United States insurer Metlife agreed to sell its Taiwan unit to Chinatrust Financial for US$180 million, giving Chinatrust its long sought-after entry into the sector.
"The acquisition will be positive for Chinatrust in the longer term, as it can leverage its strong banking network into the insurance business," said Chen Tungli, a fund manager at Schroders in Taiwan.
"However, any effective synergy would not emerge until at least three years later," Chen said.
Chinatrust, Taiwan's top credit card issuer, said yesterday it would pay for the deal from its own funds and retain all the unit's staff.
The deal still needs regulatory approval which could slow its progress.
The sale would mark the latest exit by a foreign firm from Taiwan's US$52 billion insurance market after American International Group sealed a deal in January to sell its Nan Shan unit.

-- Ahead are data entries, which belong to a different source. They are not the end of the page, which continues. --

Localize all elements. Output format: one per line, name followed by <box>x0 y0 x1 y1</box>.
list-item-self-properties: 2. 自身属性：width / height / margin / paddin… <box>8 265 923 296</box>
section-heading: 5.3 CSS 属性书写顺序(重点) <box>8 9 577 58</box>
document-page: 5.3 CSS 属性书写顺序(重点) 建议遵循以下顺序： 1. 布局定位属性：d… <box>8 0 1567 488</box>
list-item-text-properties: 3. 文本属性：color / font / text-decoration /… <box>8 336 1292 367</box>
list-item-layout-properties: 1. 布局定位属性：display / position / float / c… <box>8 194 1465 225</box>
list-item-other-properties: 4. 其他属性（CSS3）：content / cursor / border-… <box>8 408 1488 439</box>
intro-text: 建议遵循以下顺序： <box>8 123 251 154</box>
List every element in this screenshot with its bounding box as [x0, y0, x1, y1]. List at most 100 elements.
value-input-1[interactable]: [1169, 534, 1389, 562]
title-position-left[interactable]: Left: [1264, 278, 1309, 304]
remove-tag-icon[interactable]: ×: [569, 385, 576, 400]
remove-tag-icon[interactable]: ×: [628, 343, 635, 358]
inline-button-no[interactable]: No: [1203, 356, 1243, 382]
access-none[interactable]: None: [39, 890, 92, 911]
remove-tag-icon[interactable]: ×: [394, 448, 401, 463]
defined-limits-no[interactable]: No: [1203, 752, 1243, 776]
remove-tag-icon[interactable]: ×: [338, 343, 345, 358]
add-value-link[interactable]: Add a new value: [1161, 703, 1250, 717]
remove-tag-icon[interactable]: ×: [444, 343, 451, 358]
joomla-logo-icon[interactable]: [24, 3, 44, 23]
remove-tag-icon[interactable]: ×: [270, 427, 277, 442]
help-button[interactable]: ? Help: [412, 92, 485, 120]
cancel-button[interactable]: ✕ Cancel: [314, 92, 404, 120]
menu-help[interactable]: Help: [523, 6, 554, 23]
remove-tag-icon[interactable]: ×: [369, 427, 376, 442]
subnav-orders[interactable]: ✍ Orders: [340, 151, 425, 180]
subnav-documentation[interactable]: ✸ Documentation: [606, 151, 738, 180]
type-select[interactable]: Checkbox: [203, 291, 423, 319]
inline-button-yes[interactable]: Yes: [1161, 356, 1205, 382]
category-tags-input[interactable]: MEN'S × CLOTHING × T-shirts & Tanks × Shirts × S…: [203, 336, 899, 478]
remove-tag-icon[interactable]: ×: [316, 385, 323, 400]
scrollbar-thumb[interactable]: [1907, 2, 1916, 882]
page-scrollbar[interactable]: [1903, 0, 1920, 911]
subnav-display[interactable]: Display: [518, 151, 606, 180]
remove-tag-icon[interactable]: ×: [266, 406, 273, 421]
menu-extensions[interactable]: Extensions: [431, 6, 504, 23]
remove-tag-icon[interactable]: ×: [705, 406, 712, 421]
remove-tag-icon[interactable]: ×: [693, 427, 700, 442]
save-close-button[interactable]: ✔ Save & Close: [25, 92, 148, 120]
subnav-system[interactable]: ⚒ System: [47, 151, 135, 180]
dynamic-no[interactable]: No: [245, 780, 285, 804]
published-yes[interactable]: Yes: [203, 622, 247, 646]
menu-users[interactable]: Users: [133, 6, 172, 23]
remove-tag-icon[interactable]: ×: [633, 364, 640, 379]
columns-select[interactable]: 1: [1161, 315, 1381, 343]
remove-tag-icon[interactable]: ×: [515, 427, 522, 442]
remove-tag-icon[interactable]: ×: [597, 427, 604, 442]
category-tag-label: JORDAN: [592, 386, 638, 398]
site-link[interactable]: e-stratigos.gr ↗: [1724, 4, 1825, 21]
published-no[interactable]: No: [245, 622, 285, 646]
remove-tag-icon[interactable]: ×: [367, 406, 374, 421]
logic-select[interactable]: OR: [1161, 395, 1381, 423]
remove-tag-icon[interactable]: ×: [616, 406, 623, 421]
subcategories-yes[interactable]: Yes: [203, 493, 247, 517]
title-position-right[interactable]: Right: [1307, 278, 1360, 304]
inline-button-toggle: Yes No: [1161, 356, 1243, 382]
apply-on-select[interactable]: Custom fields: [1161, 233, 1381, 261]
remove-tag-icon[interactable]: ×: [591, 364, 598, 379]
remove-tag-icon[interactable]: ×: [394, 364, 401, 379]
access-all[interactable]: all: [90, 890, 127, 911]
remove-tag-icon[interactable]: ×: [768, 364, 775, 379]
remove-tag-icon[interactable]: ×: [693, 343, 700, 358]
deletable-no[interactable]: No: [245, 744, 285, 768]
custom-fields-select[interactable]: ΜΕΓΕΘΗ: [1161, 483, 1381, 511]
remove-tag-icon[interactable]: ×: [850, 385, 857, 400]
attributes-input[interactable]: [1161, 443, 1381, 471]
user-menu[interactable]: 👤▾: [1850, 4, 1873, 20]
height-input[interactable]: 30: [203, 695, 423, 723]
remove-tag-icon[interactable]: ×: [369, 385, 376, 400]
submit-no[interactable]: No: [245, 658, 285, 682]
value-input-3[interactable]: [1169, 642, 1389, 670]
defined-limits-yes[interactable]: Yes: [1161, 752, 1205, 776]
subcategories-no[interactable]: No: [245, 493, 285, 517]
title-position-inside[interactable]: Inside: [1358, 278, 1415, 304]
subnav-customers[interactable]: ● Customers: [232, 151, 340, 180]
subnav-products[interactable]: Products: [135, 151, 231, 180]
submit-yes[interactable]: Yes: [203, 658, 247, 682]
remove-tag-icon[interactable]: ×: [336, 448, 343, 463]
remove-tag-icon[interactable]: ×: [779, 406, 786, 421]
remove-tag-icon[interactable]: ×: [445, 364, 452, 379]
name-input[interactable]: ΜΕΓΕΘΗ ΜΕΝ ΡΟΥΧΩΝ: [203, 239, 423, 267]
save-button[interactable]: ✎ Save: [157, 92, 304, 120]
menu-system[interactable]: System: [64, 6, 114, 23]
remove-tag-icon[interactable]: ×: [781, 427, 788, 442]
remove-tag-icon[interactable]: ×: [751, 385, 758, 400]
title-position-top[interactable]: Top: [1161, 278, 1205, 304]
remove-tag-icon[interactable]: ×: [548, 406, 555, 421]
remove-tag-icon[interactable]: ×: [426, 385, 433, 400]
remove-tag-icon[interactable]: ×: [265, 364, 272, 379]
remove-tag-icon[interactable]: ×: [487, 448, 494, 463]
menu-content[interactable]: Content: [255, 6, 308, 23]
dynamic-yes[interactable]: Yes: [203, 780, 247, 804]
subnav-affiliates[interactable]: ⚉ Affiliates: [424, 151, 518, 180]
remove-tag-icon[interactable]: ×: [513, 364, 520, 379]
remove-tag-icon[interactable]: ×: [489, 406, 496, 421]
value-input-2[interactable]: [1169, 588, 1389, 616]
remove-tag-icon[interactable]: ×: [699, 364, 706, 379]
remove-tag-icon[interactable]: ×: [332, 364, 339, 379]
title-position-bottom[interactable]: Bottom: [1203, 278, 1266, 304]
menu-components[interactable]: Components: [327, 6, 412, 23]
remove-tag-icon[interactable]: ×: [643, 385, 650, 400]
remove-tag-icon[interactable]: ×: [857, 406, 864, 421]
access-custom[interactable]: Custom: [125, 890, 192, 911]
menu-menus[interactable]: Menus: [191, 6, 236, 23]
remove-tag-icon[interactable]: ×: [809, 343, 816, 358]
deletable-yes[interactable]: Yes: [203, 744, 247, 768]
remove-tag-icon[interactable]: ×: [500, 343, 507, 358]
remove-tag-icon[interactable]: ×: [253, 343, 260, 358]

An earlier US$112 million attempt by Metlife to sell its Taiwan unit was blocked in October by regulators concerned about the financial structure of would-be buyer Waterland Financial.
"A while ago, we realized the business would be substantially better if it's owned by a financial holding company," said Peter Smyth, Metlife's regional managing director Asia Pacific.
Metlife's Taiwan unit has about 600 employees, and some 307,000 policyholders, giving it a market share of less than 1 percent.
AIG's Nan Shan unit by comparison has 4 million policyholders, or one sixth of Taiwan's population.
JPMorgan advised Metlife, and Standard Chartered advised Chinatrust.
For Chinatrust, the deal marks the end of a lengthy search for an insurance unit to add to its stable, a search that had become something of a personal quest for President Daniel Wu. It was twice beaten in the bidding for the AIG unit.
The Metlife acquisition would complete Chinatrust's product lines which cover most financial services.